19La confusion entre original et copie est encore entretenue par l’inévitable question de la langue utilisée pour citer les anciens, qui se ramène au latin ; telle était la convention de l’époque34. Malgré son érudition, il faut donc un intermédiaire entre un auteur grec et Burton, qui s’en remet à une traduction, ou à une glose, latine. Celle-ci peut aussitôt être doublée de la paraphrase anglaise de Burton, qui rappelait modestement dans sa conclusion : « My translations are sometimes rather Paraphrases » (p. 473). La limite s’efface donc peu à peu entre l’ancien et le moderne, à mesure que la traduction évolue vers la glose. Ce sont ces petits ajouts du copiste commentateur qui justifient qu’il n’élimine pas l’original une fois qu’il l’a copié, car il l’a aussi illustré, ou enjolivé, à sa manière ; il poursuit ainsi l’œuvre de l’enlumineur, dont le dessin glosait le discours du scribe dans les marges du manuscrit. Les deux versions ne font donc pas tout à fait double emploi, contrairement à ce que l’on pourrait penser à première vue ; la paraphrase ne revient pas toujours à la tautologie. Si le pléonasme n’est pas complet, rien n’est vraiment superflu. Au contraire, c’est le point de départ indispensable pour étoffer le texte originel par des développements successifs, jusqu’à ce que ces amplifications acquièrent leur autonomie, une fois que l’auteur originel sera à jamais enfoui et méconnaissable. Le risque inhérent à cette prolifération critique est la digression, détour rhétorique qui prendra toute son ampleur excentrique dans le Tristram Shandy de Sterne, qui a une dette avouée envers Burton.
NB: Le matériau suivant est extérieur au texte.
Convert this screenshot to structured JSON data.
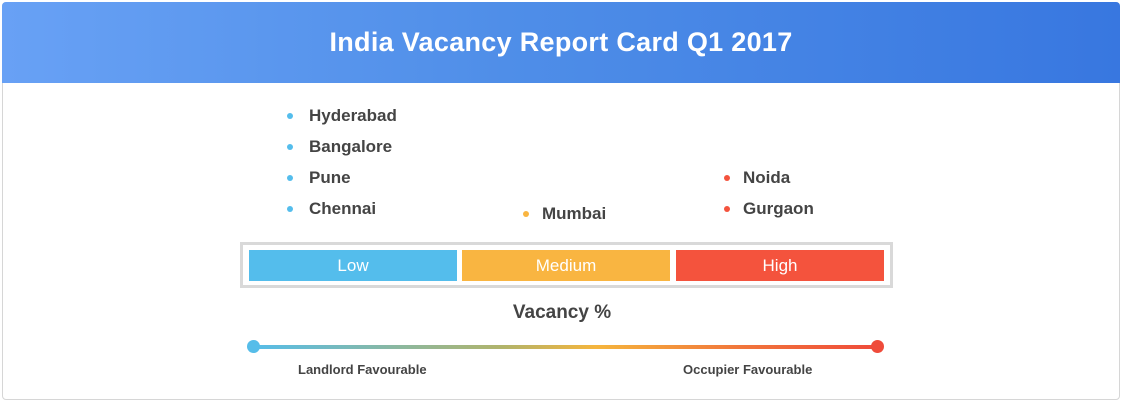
{
  "title": "India Vacancy Report Card Q1 2017",
  "colors": {
    "low": "#54bdec",
    "medium": "#f9b541",
    "high": "#f4533d"
  },
  "low_cities": [
    "Hyderabad",
    "Bangalore",
    "Pune",
    "Chennai"
  ],
  "medium_cities": [
    "Mumbai"
  ],
  "high_cities": [
    "Noida",
    "Gurgaon"
  ],
  "scale": {
    "low": "Low",
    "medium": "Medium",
    "high": "High"
  },
  "axis_label": "Vacancy %",
  "left_label": "Landlord Favourable",
  "right_label": "Occupier Favourable"
}
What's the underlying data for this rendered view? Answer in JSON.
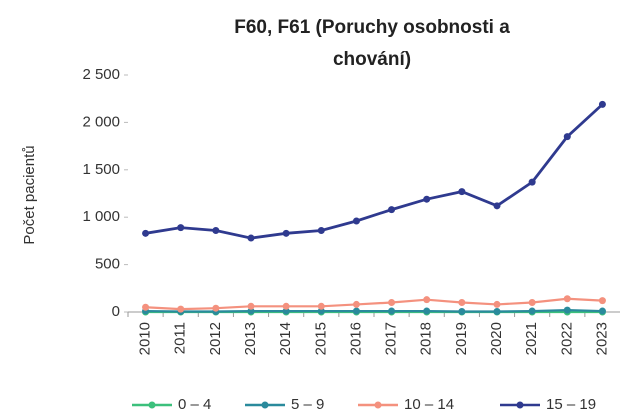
{
  "chart_data": {
    "type": "line",
    "title": [
      "F60, F61 (Poruchy osobnosti a",
      "chování)"
    ],
    "y_label": "Počet pacientů",
    "categories": [
      "2010",
      "2011",
      "2012",
      "2013",
      "2014",
      "2015",
      "2016",
      "2017",
      "2018",
      "2019",
      "2020",
      "2021",
      "2022",
      "2023"
    ],
    "series": [
      {
        "name": "0 – 4",
        "color": "#3cc07c",
        "values": [
          0,
          0,
          0,
          0,
          0,
          0,
          0,
          0,
          0,
          0,
          0,
          0,
          0,
          0
        ]
      },
      {
        "name": "5 – 9",
        "color": "#2a8a9c",
        "values": [
          10,
          5,
          5,
          10,
          10,
          10,
          10,
          10,
          10,
          5,
          5,
          10,
          20,
          10
        ]
      },
      {
        "name": "10 – 14",
        "color": "#f4917e",
        "values": [
          50,
          30,
          40,
          60,
          60,
          60,
          80,
          100,
          130,
          100,
          80,
          100,
          140,
          120
        ]
      },
      {
        "name": "15 – 19",
        "color": "#2f3a8f",
        "values": [
          830,
          890,
          860,
          780,
          830,
          860,
          960,
          1080,
          1190,
          1270,
          1120,
          1370,
          1850,
          2190
        ]
      }
    ],
    "ylim": [
      0,
      2500
    ],
    "yticks": [
      0,
      500,
      {
        "value": 1000,
        "label": "1 000"
      },
      {
        "value": 1500,
        "label": "1 500"
      },
      {
        "value": 2000,
        "label": "2 000"
      },
      {
        "value": 2500,
        "label": "2 500"
      }
    ],
    "grid": false,
    "legend": "bottom"
  }
}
20Chez Burton, ce long processus ressemble à une dérive baroque de l’érudition, de plus en plus éloignée de son ambition scolastique de se concentrer sur la classification analytique des causes, des effets et des perspectives de la mélancolie. Cependant, l’empreinte de la rhétorique scolastique demeure dans l’alternance de la manifestatio, lorsque Burton recourt à la citation pour étayer son point de vue, et de la disputatio, lorsqu’il engage un débat contradictoire avec ses citations, qui perdent donc leur autorité : « Zanchius reduceth such Infidels to foure chief sects, but I will insist and follow mine own intended method », maintient Burton en se démarquant de son modèle35. Or, trois phrases plus loin, il n’hésite pas à lui donner raison : « For, as Zanchy well distinguisheth, and al the world knowes…, or as Zanchy defines it » (ibid.).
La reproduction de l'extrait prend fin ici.